En Grande Bretagne, l’extrême droite a toujours fait de mauvais scores. Les raisons sont nombreuses. Mais parmi elles, il y la création d’une mythologie nationale. Et nous le devons à un auteur : Tolkien. Il a pris tout un tas d’éléments identitaires du peuple britannique et les a transfiguré dans une œuvre de fantasy. Il posait la première pierre d’un pan entier de la culture de l’imaginaire. Débarrasser le champ des idées des éléments identitaires ou clivants qui peuvent menacer la démocratie, autrement dit, déminer la société, peut se faire en transformant ces éléments clivants en jouets culturels. On les dépouille de leur valeur symbolique qui ne peut plus ensuite être réutilisée par les politiques.
Dans les années 80, dans les cours des écoles et des collèges, les enfants de classe sociale différentes se parlaient et ce grâce à Golorak, Albator, Tarzan, Star Wars ou les comics Marvel. La culture populaire permet de se parler avant tout quelque soit son origine sociale, ethnique, religieuse, son orientation sexuelle ou son genre. À condition évidemment qu’il y ait de l’empowerment derrière.
Car il existe dans la culture populaire aussi une culture de la victimisation. Cette culture qui en France est construite autour du rap et du roman noir et surfe sur les mécontentements et essaie de les canaliser vers une violence sociétale. C’est ce que l’on trouve aussi avec la dystopie. En présentant des futurs négatifs on engendre des attitudes de rejets et de combat vis à vis du futur considéré forcément comme violent et anti-social. On engendre des populismes à la fois sociaux et écologiques qui vont s’exprimer à travers la décroissance et l’effondrisme. Il faut justement engendrer une culture d’empowerment qui permette de tirer les individus vers le haut.
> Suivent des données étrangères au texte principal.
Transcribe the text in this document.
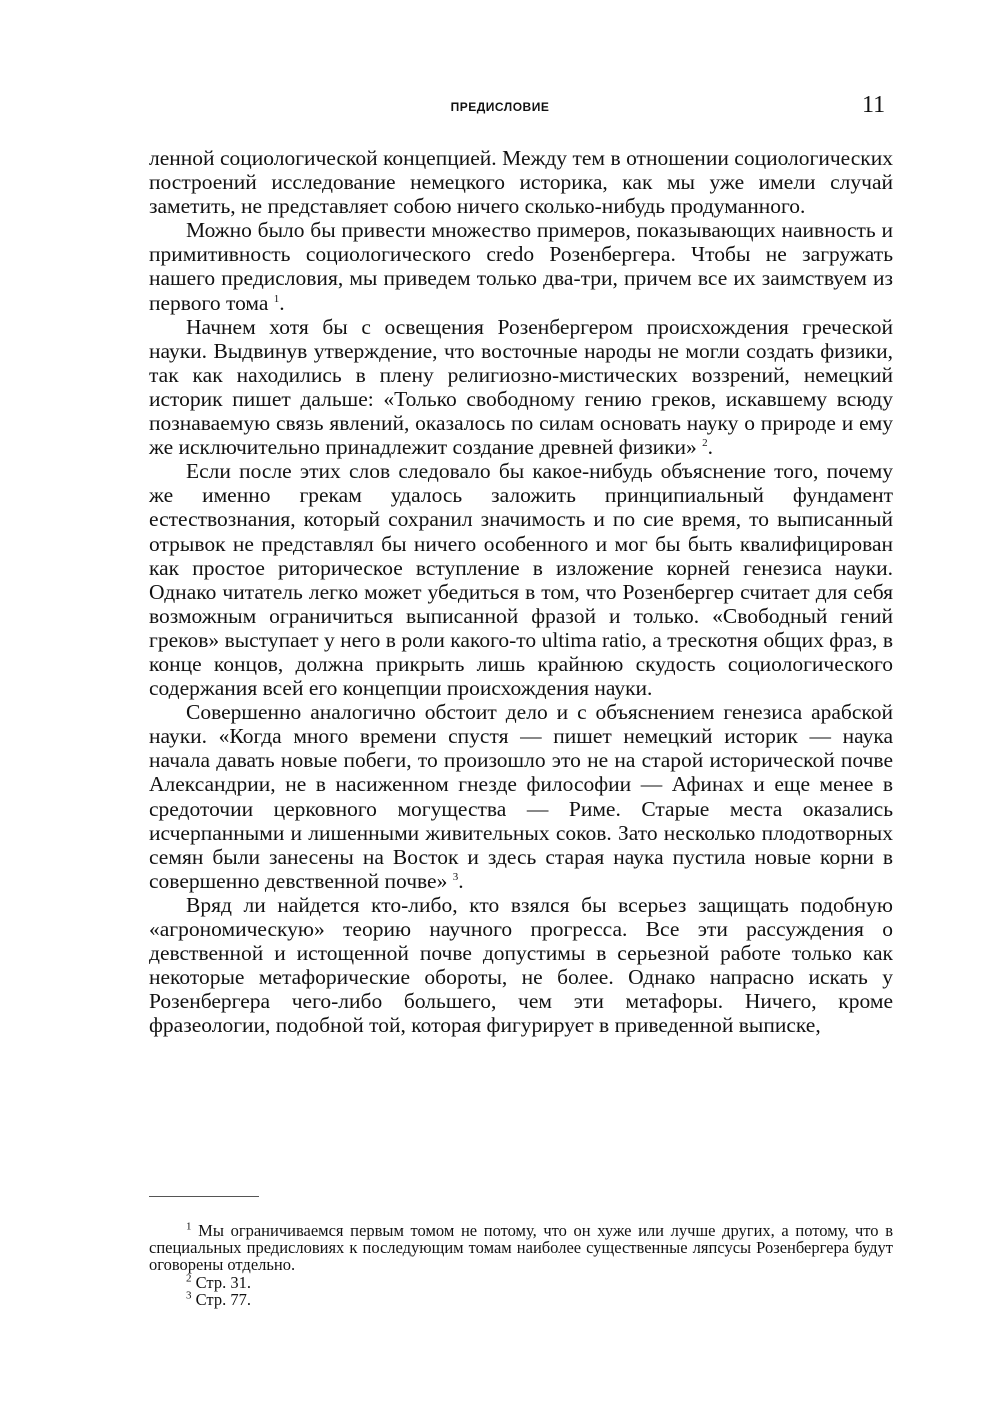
ПРЕДИСЛОВИЕ	11

ленной социологической концепцией. Между тем в отношении социологических построений исследование немецкого историка, как мы уже имели случай заметить, не представляет собою ничего сколько-нибудь продуманного.

Можно было бы привести множество примеров, показывающих наивность и примитивность социологического credo Розенбергера. Чтобы не загружать нашего предисловия, мы приведем только два-три, причем все их заимствуем из первого тома $^1$.

Начнем хотя бы с освещения Розенбергером происхождения греческой науки. Выдвинув утверждение, что восточные народы не могли создать физики, так как находились в плену религиозно-мистических воззрений, немецкий историк пишет дальше: «Только свободному гению греков, искавшему всюду познаваемую связь явлений, оказалось по силам основать науку о природе и ему же исключительно принадлежит создание древней физики» $^2$.

Если после этих слов следовало бы какое-нибудь объяснение того, почему же именно грекам удалось заложить принципиальный фундамент естествознания, который сохранил значимость и по сие время, то выписанный отрывок не представлял бы ничего особенного и мог бы быть квалифицирован как простое риторическое вступление в изложение корней генезиса науки. Однако читатель легко может убедиться в том, что Розенбергер считает для себя возможным ограничиться выписанной фразой и только. «Свободный гений греков» выступает у него в роли какого-то ultima ratio, а трескотня общих фраз, в конце концов, должна прикрыть лишь крайнюю скудость социологического содержания всей его концепции происхождения науки.

Совершенно аналогично обстоит дело и с объяснением генезиса арабской науки. «Когда много времени спустя — пишет немецкий историк — наука начала давать новые побеги, то произошло это не на старой исторической почве Александрии, не в насиженном гнезде философии — Афинах и еще менее в средоточии церковного могущества — Риме. Старые места оказались исчерпанными и лишенными живительных соков. Зато несколько плодотворных семян были занесены на Восток и здесь старая наука пустила новые корни в совершенно девственной почве» $^3$.

Вряд ли найдется кто-либо, кто взялся бы всерьез защищать подобную «агрономическую» теорию научного прогресса. Все эти рассуждения о девственной и истощенной почве допустимы в серьезной работе только как некоторые метафорические обороты, не более. Однако напрасно искать у Розенбергера чего-либо большего, чем эти метафоры. Ничего, кроме фразеологии, подобной той, которая фигурирует в приведенной выписке,

$^1$ Мы ограничиваемся первым томом не потому, что он хуже или лучше других, а потому, что в специальных предисловиях к последующим томам наиболее существенные ляпсусы Розенбергера будут оговорены отдельно.

$^2$ Стр. 31.

$^3$ Стр. 77.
Il en va de même avec le nationalisme qui peut également gangréner la culture populaire et conduire à la haine de l’autre. On l’a vu avec l’Allemagne du début du 20éme siècle et on le voit encore avec la Russie contemporaine.
Cet empowerment a été mis en place à la fin des années 90 pour lutter contre l’influence de la culture gangsta chez les jeunes afro-américain. Il a fallu une mobilisation des classes moyennes supérieures noires qui ont pris conscience du danger de cette culture. Mais pas uniquement. À New York, le Brooklyn Superhero Supply, est association qui organise des ateliers de création de comics pour des jeunes des classes populaires animés parfois par des légendes de Marvel ou DC. Ce qui a d’ailleurs permis à certains des jeunes qui y sont passés de publier leur comics autopubliés, une fois adulte.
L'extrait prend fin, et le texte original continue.